An der Grenze sind wir dann recht schnell – und dürfen dann 2 Stunden in der Schlange warten. Als wir dann endlich vorfahren, stellt uns der Beamte ein paar ernste Fragen, schickt uns ins Büro, um unsere Pässe zu stempeln und das war es dann auch schon: Zurück in ‚Murica‘. Wir wollen eigentlich direkt bei Panera Bread eine Rast einlegen, schaffen es aber nicht mehr rechtzeitig. Deshalb geht es dann halt doch zum Walmart – der in den USA viel besser ist als in Kanada.

Reine verbleibende Fahrzeit bis zum Yellowstone NP liegt bei noch etwa 14 Stunden. Mittlerweile haben wir es 21 Uhr.

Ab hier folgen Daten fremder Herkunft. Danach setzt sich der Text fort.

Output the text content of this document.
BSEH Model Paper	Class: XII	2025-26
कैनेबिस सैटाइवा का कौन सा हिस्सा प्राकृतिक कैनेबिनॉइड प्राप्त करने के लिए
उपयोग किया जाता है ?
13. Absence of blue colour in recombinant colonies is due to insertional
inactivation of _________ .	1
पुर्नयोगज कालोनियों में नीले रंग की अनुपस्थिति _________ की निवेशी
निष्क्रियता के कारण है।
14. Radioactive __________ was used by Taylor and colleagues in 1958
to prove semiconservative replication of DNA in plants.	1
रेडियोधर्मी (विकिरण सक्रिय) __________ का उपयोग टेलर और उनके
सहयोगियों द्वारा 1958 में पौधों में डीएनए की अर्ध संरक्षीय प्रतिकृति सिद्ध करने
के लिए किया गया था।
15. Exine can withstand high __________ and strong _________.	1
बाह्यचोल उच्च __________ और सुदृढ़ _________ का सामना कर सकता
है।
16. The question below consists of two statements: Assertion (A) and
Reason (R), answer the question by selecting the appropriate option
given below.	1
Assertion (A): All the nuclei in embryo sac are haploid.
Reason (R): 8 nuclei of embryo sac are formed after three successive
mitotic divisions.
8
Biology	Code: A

Wird schwierig, dass alles noch am Dienstag zu schaffen. Also werden wir so weit wie möglich fahren und die Nacht irgendwo unterwegs verbringen.

Wir schaffen es bis Ellensburg und haben von unterwegs schon ein Zimmer im Motel 6 gebucht. Es ist fast zwei Uhr, als wir endlich ins Bett fallen. Den nächsten Morgen müssen wir uns aus diesem ziemlich herausquälen und nur der gratis Kaffee und Schwarztee in der Motellobby können verhindern, dass wir im Stehen wieder einschlafen. Dann geht es weiter – mit kurzem Stopp am Wild Horses Monument, durch Hügel, entlang von Flüssen. Einen etwas längeren Stopp machen wir in Spokane. Zum einen schauen wir uns die ehemalige EXPO-Stadt etwas genauer an, zum anderen kehren wir endlich bei Panera Bread ein. Die Fast Food-Kette lässt vor allem mein Herz höher schlagen. Es gibt nämlich verhältnismäßig gesundes Essen dort. Und das soll in den USA schon etwas heißen. In Spokane überzeugen ansonsten nur die Wasserfälle, die immer noch recht mächtig sind.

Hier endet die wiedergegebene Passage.